Kafka stores streams of messages (or records) in categories called topics. A Kafka producer publishes records to partitions in one or more topics. A Kafka consumer subscribes to a topic and receives records in the order that they were sent within a given Kafka partition. Kafka does not guarantee the order of data originating from different Kafka partitions.

The Greenplum-Kafka Connector includes the gpkafka utility. This utility has two subcommands:

  • gpkafka load - load Kafka data into Greenplum
  • gpkafka check - check the commit history of a load operation

The gpkafka utility is a Kafka consumer. It ingests streaming data from a single Kafka topic, using Greenplum Database readable external tables to transform and insert the data into a target Greenplum table. You identify the Kafka source, data format, and the Greenplum connection options and target table definition in a configuration file that you provide to the utility.

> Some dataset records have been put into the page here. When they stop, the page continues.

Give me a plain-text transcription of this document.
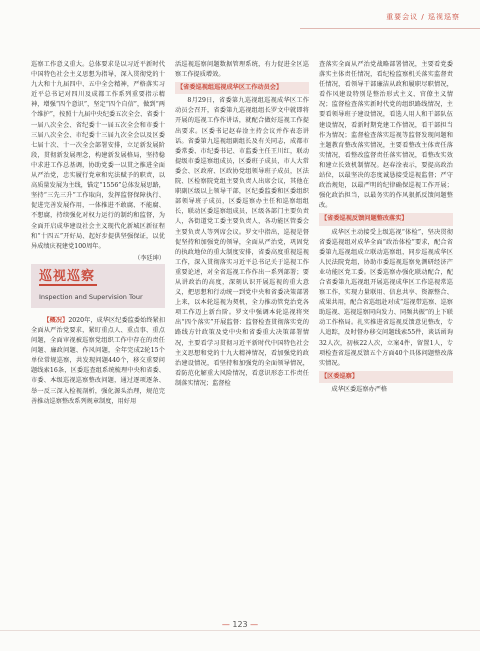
重要会议 / 巡视巡察

巡察工作意义重大。总体要求是以习近平新时代中国特色社会主义思想为指导，深入贯彻党的十九大和十九届四中、五中全会精神，严格落实习近平总书记对四川及成都工作系列重要指示精神，增强“四个意识”，坚定“四个自信”，做到“两个维护”，按照十九届中央纪委五次全会、省委十一届八次全会、省纪委十一届五次全会和市委十三届八次全会、市纪委十三届九次全会以及区委七届十次、十一次全会部署安排，立足新发展阶段，贯彻新发展理念，构建新发展格局，坚持稳中求进工作总基调，协助党委一以贯之推进全面从严治党，忠实履行党章和宪法赋予的职责，以高质量发展为主线，锚定“1556”总体发展思路，坚持“三先三升”工作取向，发挥监督保障执行、促进完善发展作用，一体推进不敢腐、不能腐、不想腐，持续强化对权力运行的制约和监督，为全面开启成华建设社会主义现代化新城区新征程和“十四五”开好局、起好步提供坚强保证，以优异成绩庆祝建党100周年。

（李廷坤）
巡视巡察
Inspection and Supervision Tour

【概况】2020年，成华区纪委监委始终紧扣全面从严治党要求，紧盯重点人、重点事、重点问题，全面审视被巡察党组织工作中存在的责任问题、廉政问题、作风问题，全年完成2轮15个单位常规巡察，共发现问题440个，移交重要问题线索16条，区委巡查组系统梳理中央和省委、市委、本级巡视巡察整改问题，通过逐项逐条、举一反三深入检视剖析，强化源头治理，规范完善推动巡察整改系列规章制度，用好用

活巡视巡察问题数据管理系统，有力促进全区巡察工作提质增效。

【省委巡视组巡视成华区工作动员会】

8月29日，省委第九巡视组巡视成华区工作动员会召开，省委第九巡视组组长罗文中就即将开展的巡视工作作讲话，就配合做好巡视工作提出要求。区委书记赵春淦主持会议并作表态讲话。省委第九巡视组副组长及有关同志，成都市委常委、市纪委书记、市监委主任王川红，联动提级市委巡察组成员，区委班子成员，市人大常委会、区政府、区政协党组领导班子成员，区法院、区检察院党组主要负责人出席会议，其他在职副区级以上领导干部，区纪委监委和区委组织部领导班子成员，区委巡察办主任和巡察组组长，联动区委巡察组成员，区级各部门主要负责人，各街道党工委主要负责人，各功能区管委会主要负责人等列席会议。罗文中指出，巡视是督促坚持和加强党的领导，全面从严治党，巩固党的执政地位的重大制度安排，省委高度重视巡视工作，深入贯彻落实习近平总书记关于巡视工作重要论述，对全省巡视工作作出一系列部署；要从讲政治的高度，深刻认识开展巡视的重大意义，把思想和行动统一到党中央和省委决策部署上来，以本轮巡视为契机，全力推动管党治党各项工作迈上新台阶。罗文中强调本轮巡视将突出“四个落实”开展监督：监督检查贯彻落实党的路线方针政策及党中央和省委重大决策部署情况，主要看学习贯彻习近平新时代中国特色社会主义思想和党的十九大精神情况，看加强党的政治建设情况，看坚持和加强党的全面领导情况，看防范化解重大风险情况，看意识形态工作责任制落实情况；监督检

查落实全面从严治党战略部署情况，主要看党委落实主体责任情况，看纪检监察机关落实监督责任情况，看领导干部廉洁从政和履职尽职情况，看作风建设特别是整治形式主义、官僚主义情况；监督检查落实新时代党的组织路线情况，主要看领导班子建设情况，看选人用人和干部队伍建设情况，看新时期党建工作情况，看干部担当作为情况；监督检查落实巡视等监督发现问题和主题教育整改落实情况，主要看整改主体责任落实情况，看整改监督责任落实情况，看整改实效和建立长效机制情况。赵春淦表示，要提高政治站位，以最坚决的态度诚恳接受巡视监督；严守政治规矩，以最严明的纪律确保巡视工作开展；强化政治担当，以最务实的作风狠抓反馈问题整改。

【省委巡视反馈问题整改落实】

成华区主动接受上级巡视“体检”，坚决贯彻省委巡视组对成华全面“政治体检”要求，配合省委第九巡视组成立联动巡察组，同步巡视成华区人民法院党组，协助市委巡视巡察免测研经济产业功能区党工委。区委巡察办强化联动配合，配合省委第九巡视组开展巡视成华区工作巡视常巡察工作，实现力量联用、信息共享、资源整合、成果共用，配合省巡组赴对成“巡视带巡察、巡察助巡视、巡视巡察同向发力、同频共振”的上下联动工作格局。扎实推进省巡视反馈意见整改，专人追踪，及时督办移交问题线索55件，谈话函询32人次，初核22人次，立案4件，留置1人，专项检查省巡视反馈五个方面40个具体问题整改落实情况。

【区委巡察】

成华区委巡察办严格

— 123 —
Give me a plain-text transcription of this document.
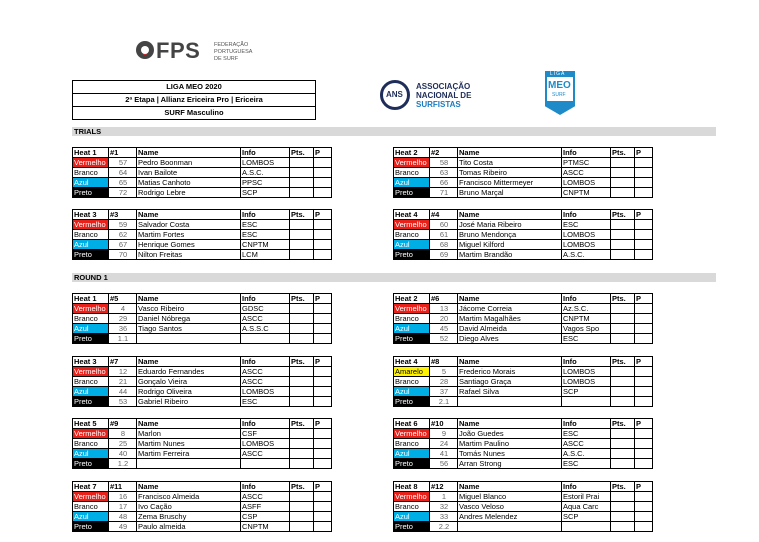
FPS FEDERAÇÃO
PORTUGUESA
DE SURF
LIGA MEO 2020
2ª Etapa | Allianz Ericeira Pro | Ericeira
SURF Masculino
ANS
ASSOCIAÇÃO
NACIONAL DE
SURFISTAS
LIGA
MEO
SURF
TRIALS
ROUND 1
Heat 1	#1	Name	Info	Pts.	P
Vermelho	57	Pedro Boonman	LOMBOS		
Branco	64	Ivan Bailote	A.S.C.		
Azul	65	Matias Canhoto	PPSC		
Preto	72	Rodrigo Lebre	SCP		
Heat 2	#2	Name	Info	Pts.	P
Vermelho	58	Tito Costa	PTMSC		
Branco	63	Tomas Ribeiro	ASCC		
Azul	66	Francisco Mittermeyer	LOMBOS		
Preto	71	Bruno Marçal	CNPTM		
Heat 3	#3	Name	Info	Pts.	P
Vermelho	59	Salvador Costa	ESC		
Branco	62	Martim Fortes	ESC		
Azul	67	Henrique Gomes	CNPTM		
Preto	70	Nilton Freitas	LCM		
Heat 4	#4	Name	Info	Pts.	P
Vermelho	60	José Maria Ribeiro	ESC		
Branco	61	Bruno Mendonça	LOMBOS		
Azul	68	Miguel Kilford	LOMBOS		
Preto	69	Martim Brandão	A.S.C.		
Heat 1	#5	Name	Info	Pts.	P
Vermelho	4	Vasco Ribeiro	GDSC		
Branco	29	Daniel Nóbrega	ASCC		
Azul	36	Tiago Santos	A.S.S.C		
Preto	1.1				
Heat 2	#6	Name	Info	Pts.	P
Vermelho	13	Jácome Correia	Az.S.C.		
Branco	20	Martim Magalhães	CNPTM		
Azul	45	David Almeida	Vagos Spo		
Preto	52	Diego Alves	ESC		
Heat 3	#7	Name	Info	Pts.	P
Vermelho	12	Eduardo Fernandes	ASCC		
Branco	21	Gonçalo Vieira	ASCC		
Azul	44	Rodrigo Oliveira	LOMBOS		
Preto	53	Gabriel Ribeiro	ESC		
Heat 4	#8	Name	Info	Pts.	P
Amarelo	5	Frederico Morais	LOMBOS		
Branco	28	Santiago Graça	LOMBOS		
Azul	37	Rafael Silva	SCP		
Preto	2.1				
Heat 5	#9	Name	Info	Pts.	P
Vermelho	8	Marlon	CSF		
Branco	25	Martim Nunes	LOMBOS		
Azul	40	Martim Ferreira	ASCC		
Preto	1.2				
Heat 6	#10	Name	Info	Pts.	P
Vermelho	9	João Guedes	ESC		
Branco	24	Martim Paulino	ASCC		
Azul	41	Tomás Nunes	A.S.C.		
Preto	56	Arran Strong	ESC		
Heat 7	#11	Name	Info	Pts.	P
Vermelho	16	Francisco Almeida	ASCC		
Branco	17	Ivo Cação	ASFF		
Azul	48	Zema Bruschy	CSP		
Preto	49	Paulo almeida	CNPTM		
Heat 8	#12	Name	Info	Pts.	P
Vermelho	1	Miguel Blanco	Estoril Prai		
Branco	32	Vasco Veloso	Aqua Carc		
Azul	33	Andres Melendez	SCP		
Preto	2.2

In the case of user interrupt or exit, gpkafka resumes a subsequent data load operation specifying the same Kafka topic and target Greenplum Database table names from the last recorded offset.

Prerequisites

The Greenplum-Kafka Connector is installed when you install Greenplum Database. Before using the Connector to load Kafka data to Greenplum Database, ensure that you:

  • Have access to a running Greenplum Database cluster, and that you can identify the hostname of your master node.
  • Can identify the port on which your Greenplum Database master server process is running, if it is not running on the default port (5432).
  • Have access to a running Kafka cluster with ZooKeeper, and that you can identify the hostname(s) and port number(s) of the Kafka broker(s) serving the data.
  • Can identify the Kafka topic of interest.
  • Can run the command on a host that has connectivity to:
    • Each Kafka broker host in the Kafka cluster.
    • The Greenplum Database master and all segment hosts.

Limitations

The Greenplum-Kafka Connector currently supports:
  • Delimited text format data only. The message content cannot contain both a delimiter and line ending characters (CR and LF).
  • Loading from a single Kafka topic to a single Greenplum Database table. You must pre-create the Greenplum table.

The Greenplum-Kafka Connector currently uses only 2 CPU cores. This limitation will be improved in a future release.